Want the power of an AI assistant without relying on the cloud? This is your guide to building a local voice assistant using Verbi, an open-source project that puts you in control.
🗝️ Why Go Local? 🤔
Imagine having a voice assistant that:
- Respects your privacy: Your conversations stay on your device. 🤫
- Works offline: No internet? No problem! 📶🚫
- Responds instantly: Lightning-fast responses without server lag. ⚡
That’s the power of going local!
🏗️ Building Your Local Voice Assistant: The 3 Pillars 🏛️
Think of your voice assistant like a relay race:
- 👂 Speech to Text (Whisper API): Converts your spoken words into text.
- 🧠 Language Model (OLAMMA): Understands the text and generates responses.
- 🗣️ Text to Speech (Mello TTS): Transforms the responses back into spoken words.
Let’s break down how to set up each component locally:
1. 👂 From Sounds to Words: Fast Whisper API 💨
- What it does: Transcribes your voice into text with impressive accuracy.
- Why it’s cool: Built on the Whisper model, known for its speed and efficiency.
- How to set it up:
- Clone the Fast Whisper API repository.
- Install the necessary packages.
- Run the API to start the server.
💡Pro Tip: Create a virtual environment to keep your project dependencies organized.
2. 🧠 The Brain: Running LLMs Locally with OLAMMA 🧠
- What it does: Acts as the brain of your assistant, understanding your requests and generating responses.
- Why it’s cool: Lets you run powerful language models like LLaMA on your own hardware.
- How to set it up:
- Install OLAMMA on your machine.
- Download your desired language model (e.g., LLaMA 38B).
- Run the OLAMMA client to start the server.
🤯 Fun Fact: LLaMA stands for “Large Language Model Meta AI.”
3. 🗣️ Giving Your Assistant a Voice: Mello TTS 🎶
- What it does: Converts text responses into natural-sounding speech.
- Why it’s cool: Offers a variety of voices to choose from, making your assistant more personable.
- How to set it up:
- Clone the Mello TTS repository.
- Install Mello TTS as a package.
- Download the speech model files.
- Run the Mello TTS API endpoint.
💡Pro Tip: Experiment with different speaker IDs to find a voice you like!
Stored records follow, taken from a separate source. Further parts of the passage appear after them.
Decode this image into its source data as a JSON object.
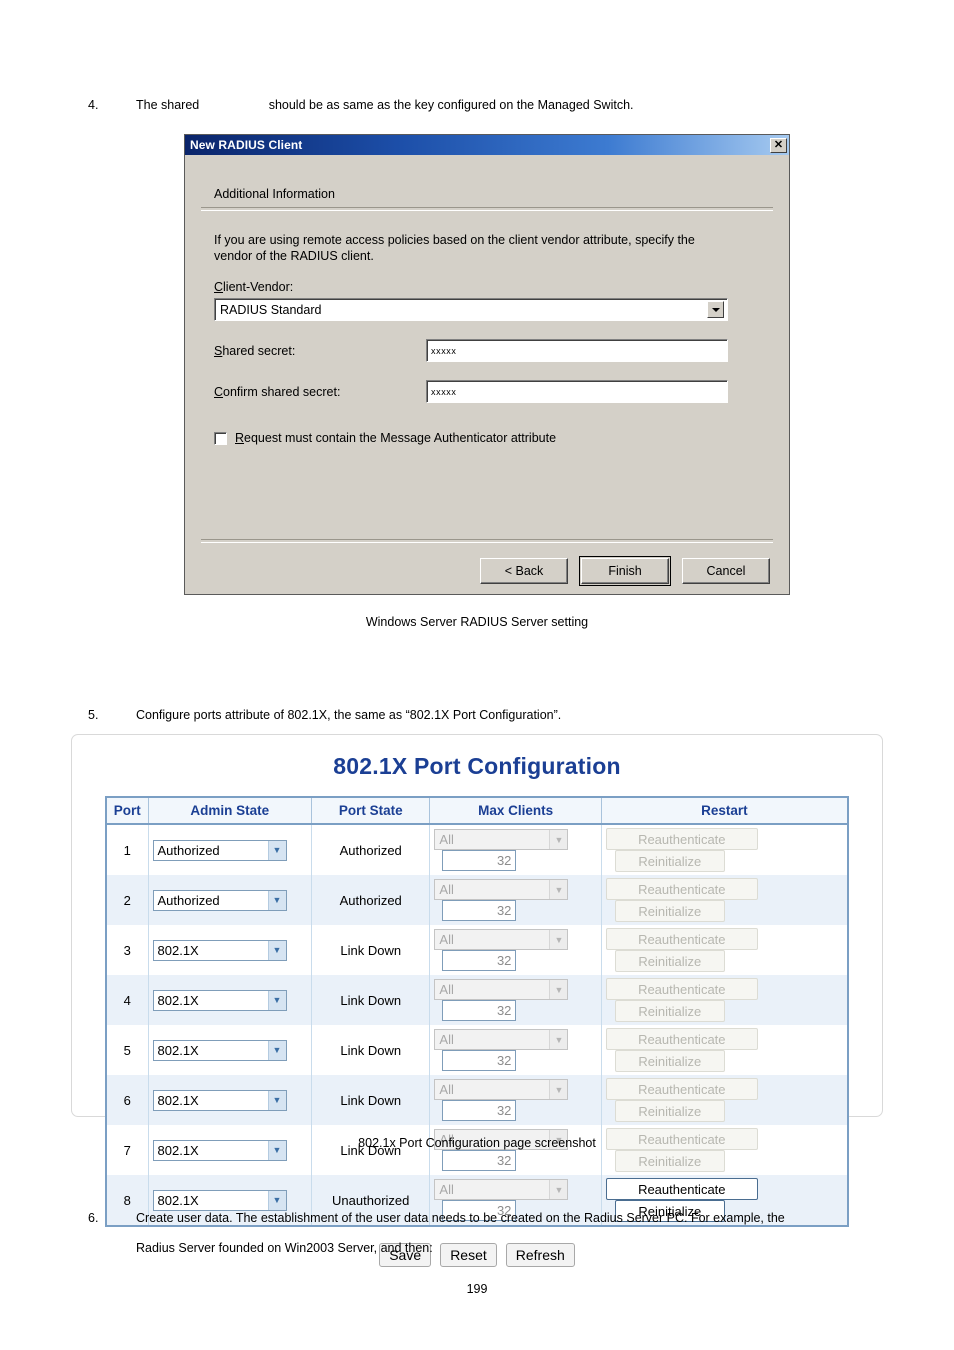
{
  "page": {
    "number": "199"
  },
  "steps": [
    {
      "num": "4.",
      "text": "The shared                    should be as same as the key configured on the Managed Switch."
    },
    {
      "num": "5.",
      "text": "Configure ports attribute of 802.1X, the same as “802.1X Port Configuration”."
    },
    {
      "num": "6.",
      "text": "Create user data. The establishment of the user data needs to be created on the Radius Server PC. For example, the\nRadius Server founded on Win2003 Server, and then:"
    }
  ],
  "captions": {
    "radius_dialog": "Windows Server RADIUS Server setting",
    "port_config": "802.1x Port Configuration page screenshot"
  },
  "radius_dialog": {
    "title": "New RADIUS Client",
    "close_label": "✕",
    "section_heading": "Additional Information",
    "intro_text": "If you are using remote access policies based on the client vendor attribute, specify the vendor of the RADIUS client.",
    "client_vendor": {
      "label_prefix": "",
      "label_accel": "C",
      "label_rest": "lient-Vendor:",
      "value": "RADIUS Standard"
    },
    "shared_secret": {
      "label_accel": "S",
      "label_rest": "hared secret:",
      "value": "xxxxx"
    },
    "confirm_secret": {
      "label_accel": "C",
      "label_rest": "onfirm shared secret:",
      "value": "xxxxx"
    },
    "message_auth": {
      "label_accel": "R",
      "label_rest": "equest must contain the Message Authenticator attribute",
      "checked": false
    },
    "buttons": {
      "back": "< Back",
      "back_accel": "B",
      "finish": "Finish",
      "cancel": "Cancel"
    }
  },
  "port_config": {
    "title": "802.1X Port Configuration",
    "columns": [
      "Port",
      "Admin State",
      "Port State",
      "Max Clients",
      "Restart"
    ],
    "rows": [
      {
        "port": "1",
        "admin_state": "Authorized",
        "port_state": "Authorized",
        "max_clients_mode": "All",
        "max_clients": "32",
        "reauth": "Reauthenticate",
        "reinit": "Reinitialize",
        "restart_enabled": false
      },
      {
        "port": "2",
        "admin_state": "Authorized",
        "port_state": "Authorized",
        "max_clients_mode": "All",
        "max_clients": "32",
        "reauth": "Reauthenticate",
        "reinit": "Reinitialize",
        "restart_enabled": false
      },
      {
        "port": "3",
        "admin_state": "802.1X",
        "port_state": "Link Down",
        "max_clients_mode": "All",
        "max_clients": "32",
        "reauth": "Reauthenticate",
        "reinit": "Reinitialize",
        "restart_enabled": false
      },
      {
        "port": "4",
        "admin_state": "802.1X",
        "port_state": "Link Down",
        "max_clients_mode": "All",
        "max_clients": "32",
        "reauth": "Reauthenticate",
        "reinit": "Reinitialize",
        "restart_enabled": false
      },
      {
        "port": "5",
        "admin_state": "802.1X",
        "port_state": "Link Down",
        "max_clients_mode": "All",
        "max_clients": "32",
        "reauth": "Reauthenticate",
        "reinit": "Reinitialize",
        "restart_enabled": false
      },
      {
        "port": "6",
        "admin_state": "802.1X",
        "port_state": "Link Down",
        "max_clients_mode": "All",
        "max_clients": "32",
        "reauth": "Reauthenticate",
        "reinit": "Reinitialize",
        "restart_enabled": false
      },
      {
        "port": "7",
        "admin_state": "802.1X",
        "port_state": "Link Down",
        "max_clients_mode": "All",
        "max_clients": "32",
        "reauth": "Reauthenticate",
        "reinit": "Reinitialize",
        "restart_enabled": false
      },
      {
        "port": "8",
        "admin_state": "802.1X",
        "port_state": "Unauthorized",
        "max_clients_mode": "All",
        "max_clients": "32",
        "reauth": "Reauthenticate",
        "reinit": "Reinitialize",
        "restart_enabled": true
      }
    ],
    "actions": [
      "Save",
      "Reset",
      "Refresh"
    ],
    "colors": {
      "title": "#1b3f94",
      "header_text": "#1b3f94",
      "header_bg": "#f2f7fc",
      "row_alt_bg": "#eaf1f9",
      "table_border": "#7b9fc4"
    }
  }
}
🧩 Putting It All Together: Configuring Verbi ⚙️
- 1. Configuration is Key: Open the
config.py
file in Verbi and update the following:- Transcription Model: Set to
fastwhisperapi
- Response Model: Set to
llama
- Text to Speech Model: Set to
mellowtts
- Transcription Model: Set to
- 2. Start Talking: Run the
run_voice_assistant.py
script.
🎉 Congratulations! You’ve built your very own local voice assistant!
🧰 Resource Toolbox 🧰
- Verbi GitHub: https://github.com/PromtEngineer/Verbi
- Fast Whisper API: https://github.com/3choff/FastWhisperAPI.git
- Mello TTS Installation: https://github.com/myshell-ai/MeloTTS/blob/main/docs/install.md#linux-and-macos-install
- OLAMMA: https://github.com/facebookresearch/llama (Find instructions for installing and running OLAMMA here)
This setup provides a solid foundation for a local voice assistant. Remember, the world of open-source is constantly evolving, so keep exploring and experimenting to create an assistant that truly meets your needs!